Mohr Peter G, Deng Yi-Mo, McKimm-Breschkin Jennifer L
CSIRO Australian Animal Health Laboratory, Portarlington Road, Geelong, VIC, 3219, Australia.
WHO Collaborating Centre for Reference and Research on Influenza, 792 Elizabeth Street, Melbourne, VIC, 3000, Australia.
Virol J. 2015 Apr 22;12:67. doi: 10.1186/s12985-015-0295-3.
The neuraminidases (NAs) of MDCK passaged human influenza A(H3N2) strains isolated since 2005 are reported to have dual functions of cleavage of sialic acid and receptor binding. NA agglutination of red blood cells (RBCs) can be inhibited by neuraminidase inhibitors (NAIs), thus distinguishing it from haemagglutinin (HA) binding. We wanted to know if viruses prior to 2005 can demonstrate this property.
Pairs of influenza A(H3N2) isolates ranging from 1993-2008 passaged in parallel only in eggs or in MDCK cells were tested for inhibition of haemagglutination by various NAIs.
Only viruses isolated since 1994 and cultured in MDCK cells bound chicken RBCs solely through their NA. NAI inhibition of agglutination of turkey RBCs was seen for some, but not all of these same MDCK grown viruses. Efficacy of inhibition of enzyme activity and haemagglutination differed between NAIs. For many viruses lower concentrations of oseltamivir could inhibit agglutination compared to zanamivir, although they could both inhibit enzyme activity at comparable concentrations. An E119V mutation reduced sensitivity to oseltamivir and 4-aminoDANA for both the enzyme assay and inhibition of agglutination. Sequence analysis of the NAs and HAs of some paired viruses revealed mutations in the haemagglutinin of all egg passaged viruses. For many of the paired egg and MDCK cultured viruses we found no differences in their NA sequences by Sanger sequencing. However, deep sequencing of MDCK grown isolates revealed low levels of variant populations with mutations at either D151 or T148 in the NA, suggesting mutations at either site may be able to confer this property.
The NA active site of MDCK cultured human influenza A(H3N2) viruses isolated since 1994 can express dual enzyme and receptor binding functions. Binding correlated with either D151 or T148 mutations. The catalytic and receptor binding sites do not appear to be structurally identical since relative concentrations of the NAIs to inhibit enzyme activity and agglutination differ.

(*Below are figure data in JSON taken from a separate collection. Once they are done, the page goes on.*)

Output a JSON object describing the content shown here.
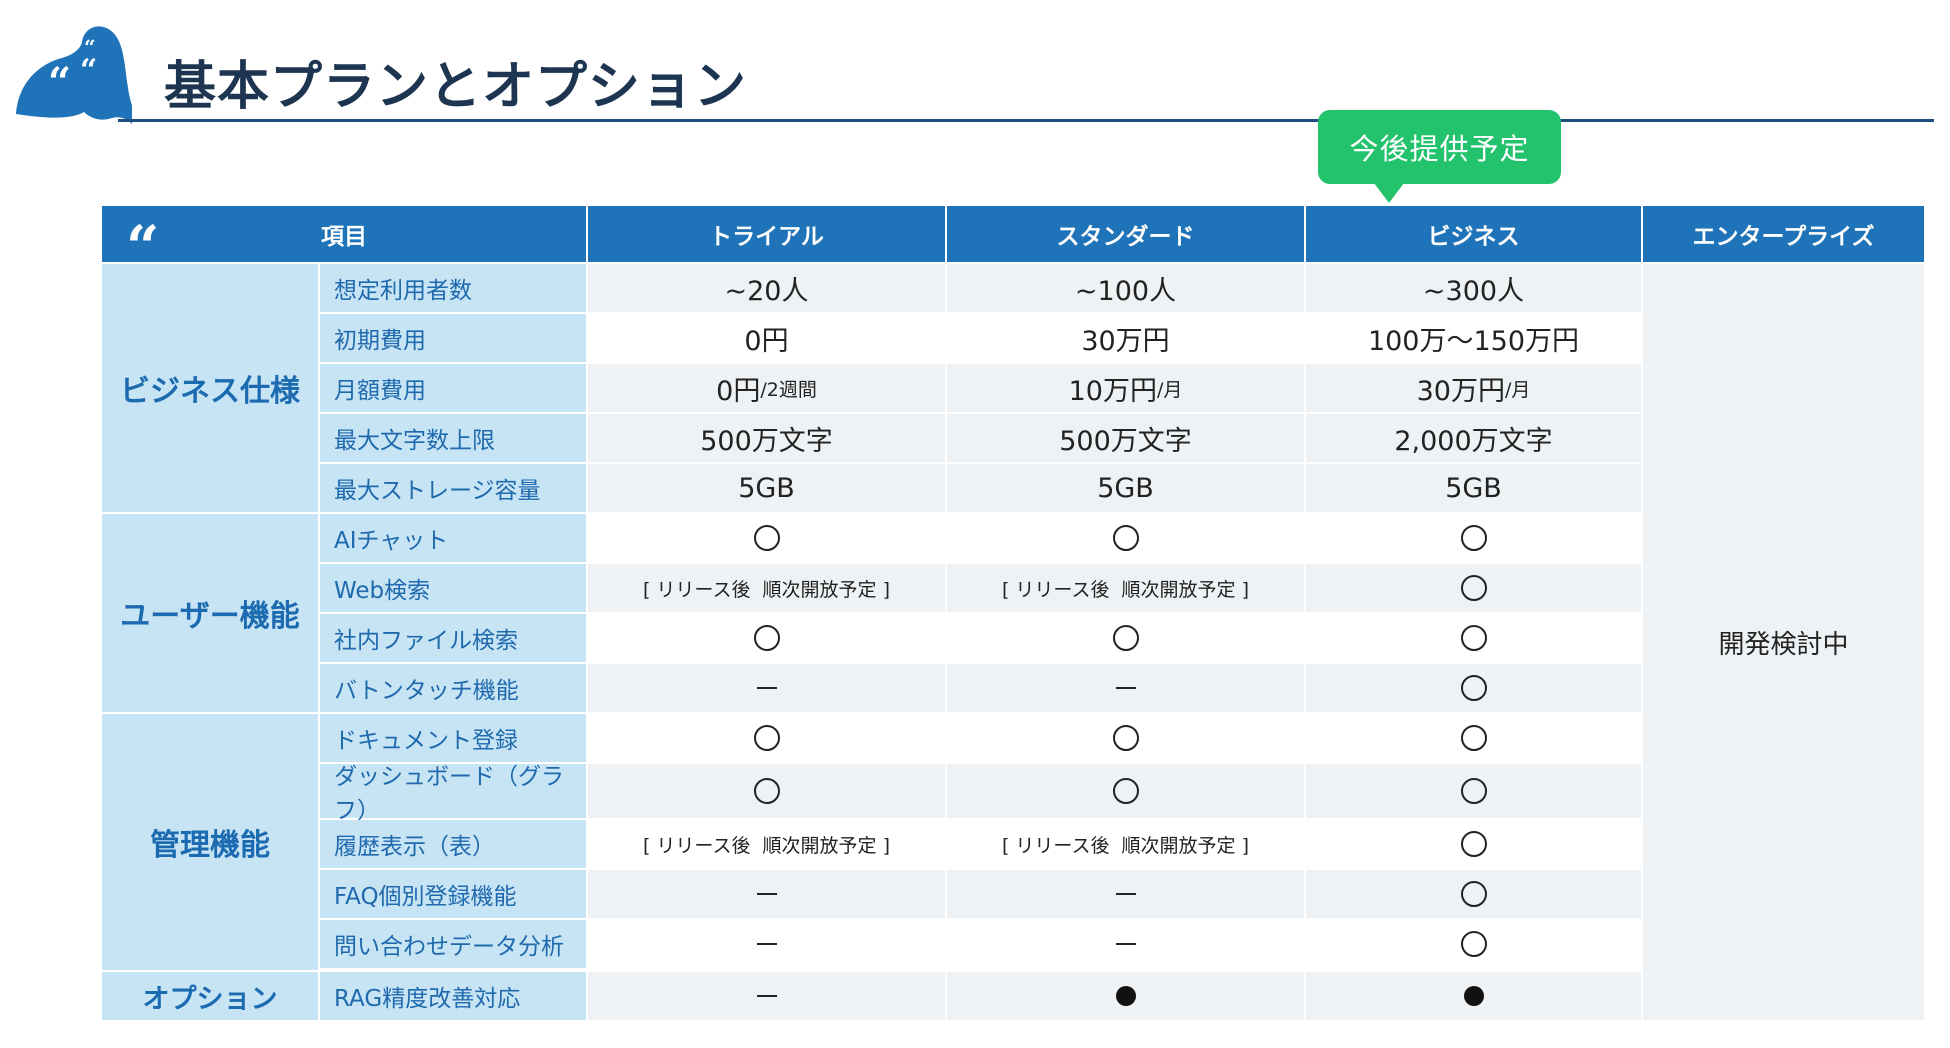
{
  "page": {
    "title": "基本プランとオプション"
  },
  "callout": {
    "label": "今後提供予定"
  },
  "table": {
    "header": {
      "quote_glyph": "“",
      "item_label": "項目",
      "plans": [
        "トライアル",
        "スタンダード",
        "ビジネス",
        "エンタープライズ"
      ]
    },
    "enterprise_status": "開発検討中",
    "categories": [
      {
        "label": "ビジネス仕様"
      },
      {
        "label": "ユーザー機能"
      },
      {
        "label": "管理機能"
      },
      {
        "label": "オプション"
      }
    ],
    "rows": [
      {
        "item": "想定利用者数",
        "values": [
          {
            "type": "text",
            "text": "~20人"
          },
          {
            "type": "text",
            "text": "~100人"
          },
          {
            "type": "text",
            "text": "~300人"
          }
        ]
      },
      {
        "item": "初期費用",
        "values": [
          {
            "type": "text",
            "text": "0円"
          },
          {
            "type": "text",
            "text": "30万円"
          },
          {
            "type": "text",
            "text": "100万～150万円"
          }
        ]
      },
      {
        "item": "月額費用",
        "values": [
          {
            "type": "text",
            "text": "0円",
            "sub": "/2週間"
          },
          {
            "type": "text",
            "text": "10万円",
            "sub": "/月"
          },
          {
            "type": "text",
            "text": "30万円",
            "sub": "/月"
          }
        ]
      },
      {
        "item": "最大文字数上限",
        "values": [
          {
            "type": "text",
            "text": "500万文字"
          },
          {
            "type": "text",
            "text": "500万文字"
          },
          {
            "type": "text",
            "text": "2,000万文字"
          }
        ]
      },
      {
        "item": "最大ストレージ容量",
        "values": [
          {
            "type": "text",
            "text": "5GB"
          },
          {
            "type": "text",
            "text": "5GB"
          },
          {
            "type": "text",
            "text": "5GB"
          }
        ]
      },
      {
        "item": "AIチャット",
        "values": [
          {
            "type": "circle"
          },
          {
            "type": "circle"
          },
          {
            "type": "circle"
          }
        ]
      },
      {
        "item": "Web検索",
        "values": [
          {
            "type": "text",
            "text": "[ リリース後  順次開放予定 ]",
            "small": true
          },
          {
            "type": "text",
            "text": "[ リリース後  順次開放予定 ]",
            "small": true
          },
          {
            "type": "circle"
          }
        ]
      },
      {
        "item": "社内ファイル検索",
        "values": [
          {
            "type": "circle"
          },
          {
            "type": "circle"
          },
          {
            "type": "circle"
          }
        ]
      },
      {
        "item": "バトンタッチ機能",
        "values": [
          {
            "type": "dash"
          },
          {
            "type": "dash"
          },
          {
            "type": "circle"
          }
        ]
      },
      {
        "item": "ドキュメント登録",
        "values": [
          {
            "type": "circle"
          },
          {
            "type": "circle"
          },
          {
            "type": "circle"
          }
        ]
      },
      {
        "item": "ダッシュボード（グラフ）",
        "values": [
          {
            "type": "circle"
          },
          {
            "type": "circle"
          },
          {
            "type": "circle"
          }
        ]
      },
      {
        "item": "履歴表示（表）",
        "values": [
          {
            "type": "text",
            "text": "[ リリース後  順次開放予定 ]",
            "small": true
          },
          {
            "type": "text",
            "text": "[ リリース後  順次開放予定 ]",
            "small": true
          },
          {
            "type": "circle"
          }
        ]
      },
      {
        "item": "FAQ個別登録機能",
        "values": [
          {
            "type": "dash"
          },
          {
            "type": "dash"
          },
          {
            "type": "circle"
          }
        ]
      },
      {
        "item": "問い合わせデータ分析",
        "values": [
          {
            "type": "dash"
          },
          {
            "type": "dash"
          },
          {
            "type": "circle"
          }
        ]
      },
      {
        "item": "RAG精度改善対応",
        "values": [
          {
            "type": "dash"
          },
          {
            "type": "dot"
          },
          {
            "type": "dot"
          }
        ]
      }
    ]
  }
}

据报道,自2005年以来分离出的经MDCK传代的甲型H3N2人流感病毒的神经氨酸酶(NA)具有唾液酸裂解和受体结合的双重功能。神经氨酸酶抑制剂(NAI)可抑制红细胞(RBC)的NA凝集,从而将其与血凝素(HA)结合区分开来。我们想了解2005年之前的病毒是否也具有这种特性。
对1993年至2008年期间仅在鸡胚或MDCK细胞中平行传代的甲型H3N2流感病毒分离株进行检测,以评估各种NAI对血凝的抑制作用。
仅1994年以来分离并在MDCK细胞中培养的病毒通过其NA单独结合鸡红细胞。部分(但并非全部)在MDCK中培养的这些病毒可观察到NAI对火鸡红细胞凝集的抑制作用。不同NAI对酶活性和血凝的抑制效果有所不同。对于许多病毒,与扎那米韦相比,较低浓度的奥司他韦即可抑制凝集,尽管它们在相当的浓度下均可抑制酶活性。E119V突变降低了对奥司他韦和4-氨基DANA的酶活性检测及凝集抑制的敏感性。对部分配对病毒的NA和HA进行序列分析发现,所有经鸡胚传代的病毒的血凝素均有突变。对于许多配对的鸡胚培养和MDCK培养病毒,通过桑格测序我们未发现其NA序列存在差异。然而,对在MDCK中培养的分离株进行深度测序发现,NA中D151或T148位点存在低水平的变异群体,提示这两个位点的突变可能赋予了这种特性。
自1994年以来分离出的经MDCK培养的甲型H3N2人流感病毒的NA活性位点可表达双重酶和受体结合功能。结合与D151或T148突变相关。由于抑制酶活性和凝集所需NAI的相对浓度不同,催化位点和受体结合位点在结构上似乎并不相同。